TL;DR: I have a bunch of tetrahedra and I want to know which are its 4 (or less) neighboring (face-sharing) tetrahedra and I do that by checking the points in 3D that they share. This is slow.
I am building a connected graph from a triangulation. The graph has a structure as[1]:
Graph.element.nodeId
.neighbours
.nodes.positions
And the output of the triangulation has 2 matrices, TRI and points, the first one is a Ntri x 4 array, in each row having the node Ids for each tetrahedron, while the secodn one is a list of point Npoint x 3 size.
I am currently building the graph as in the below code, but it is absurdly slow for any decent sized mesh. The single line that takes almost all time is the find line (marked in the code), the part where the neighbors of the current element are being found.
The current algorithm takes for each tetrahedron all its nodes, and then finds all other tetrahedra that also contain these same nodes. Then it filters out all of the tetrahedra that does not contain 3 same nodes as the current one, leaving only the current tetrahedron's neighbors.
function graph=trimesh2graph(TRI,points)
nD=size(points,2);
% preallocate.
graph.elements(size(TRI,1)).neighbours=[];
% For each element, find its node Ids and neighbouring elements
for ii=1:size(TRI,1)
nodeids=TRI(ii,:);
elem=[];
for jj=1:(nD+1)
[iind,~]=find(nodeids(jj)==TRI); % this is 80% of the time
elem=[elem; iind];
end
u = unique(elem);
% of all elements that have shared nodes with the current element,
% get only the ones that have 3 shared nodes.
graph.elements(ii).neighbours = int32((u(histc(elem,u)==nD)));
% some other code
end
% some other code
Run this script with demo data:
x = gallery('uniformdata',[30 1],0);
y = gallery('uniformdata',[30 1],1);
z = gallery('uniformdata',[30 1],2);
vertices=[x,y,z];
TRI= delaunay(x,y,z)
trimesh2graph(TRI,vertices);
How can I improve the performance of this code? I am expecting that it will require a different approach, rather than just faster commands. I looked a bit to voronoi diagrams, but it seems that the finding (find) needs to be done anyway.

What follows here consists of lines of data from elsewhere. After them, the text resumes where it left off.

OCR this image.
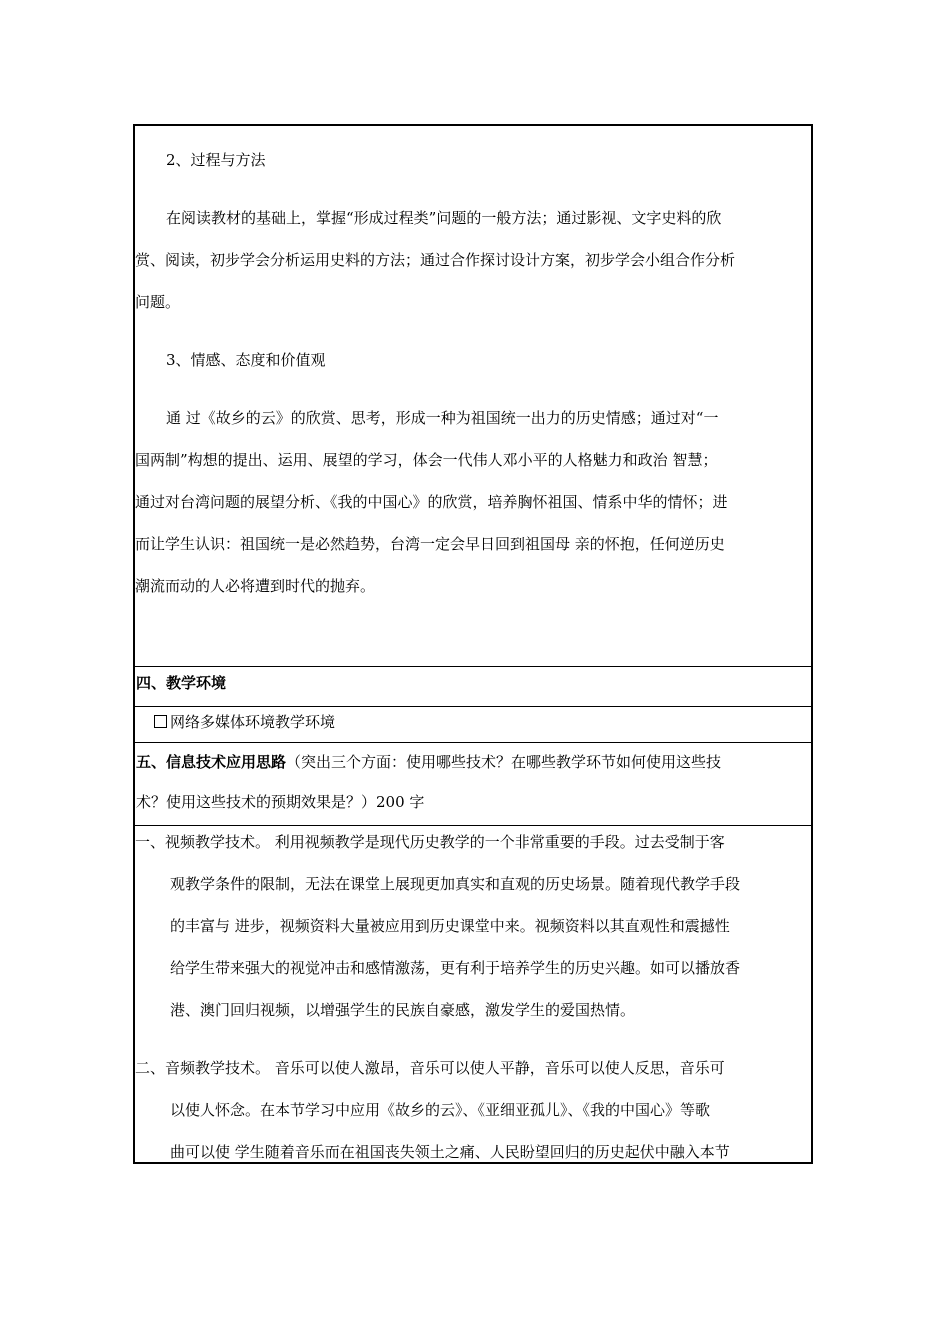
2、过程与方法
在阅读教材的基础上，掌握“形成过程类”问题的一般方法；通过影视、文字史料的欣
赏、阅读，初步学会分析运用史料的方法；通过合作探讨设计方案，初步学会小组合作分析
问题。
3、情感、态度和价值观
通 过《故乡的云》的欣赏、思考，形成一种为祖国统一出力的历史情感；通过对“一
国两制”构想的提出、运用、展望的学习，体会一代伟人邓小平的人格魅力和政治 智慧；
通过对台湾问题的展望分析、《我的中国心》的欣赏，培养胸怀祖国、情系中华的情怀；进
而让学生认识：祖国统一是必然趋势，台湾一定会早日回到祖国母 亲的怀抱，任何逆历史
潮流而动的人必将遭到时代的抛弃。
四、教学环境
网络多媒体环境教学环境
五、信息技术应用思路（突出三个方面：使用哪些技术？在哪些教学环节如何使用这些技
术？使用这些技术的预期效果是？）200 字
一、视频教学技术。 利用视频教学是现代历史教学的一个非常重要的手段。过去受制于客
观教学条件的限制，无法在课堂上展现更加真实和直观的历史场景。随着现代教学手段
的丰富与 进步，视频资料大量被应用到历史课堂中来。视频资料以其直观性和震撼性
给学生带来强大的视觉冲击和感情激荡，更有利于培养学生的历史兴趣。如可以播放香
港、澳门回归视频，以增强学生的民族自豪感，激发学生的爱国热情。
二、音频教学技术。 音乐可以使人激昂，音乐可以使人平静，音乐可以使人反思，音乐可
以使人怀念。在本节学习中应用《故乡的云》、《亚细亚孤儿》、《我的中国心》等歌
曲可以使 学生随着音乐而在祖国丧失领土之痛、人民盼望回归的历史起伏中融入本节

Note: I don't necessarily need MATLAB code, if you know an algorithm to solve the problem please answer, I'll code it in MATLAB.
[1] yes, it is better to store this info in 1D arrays. I will later, but easier to understand now with the current structure.
Ah, of course there is an inbuilt for this
if using delaunay() instead of the newer version with its own class, just do
neighbors(triangulation(TRI,points))
To get the neighbors. Boundary elements will have NaNs to fill in the matrix.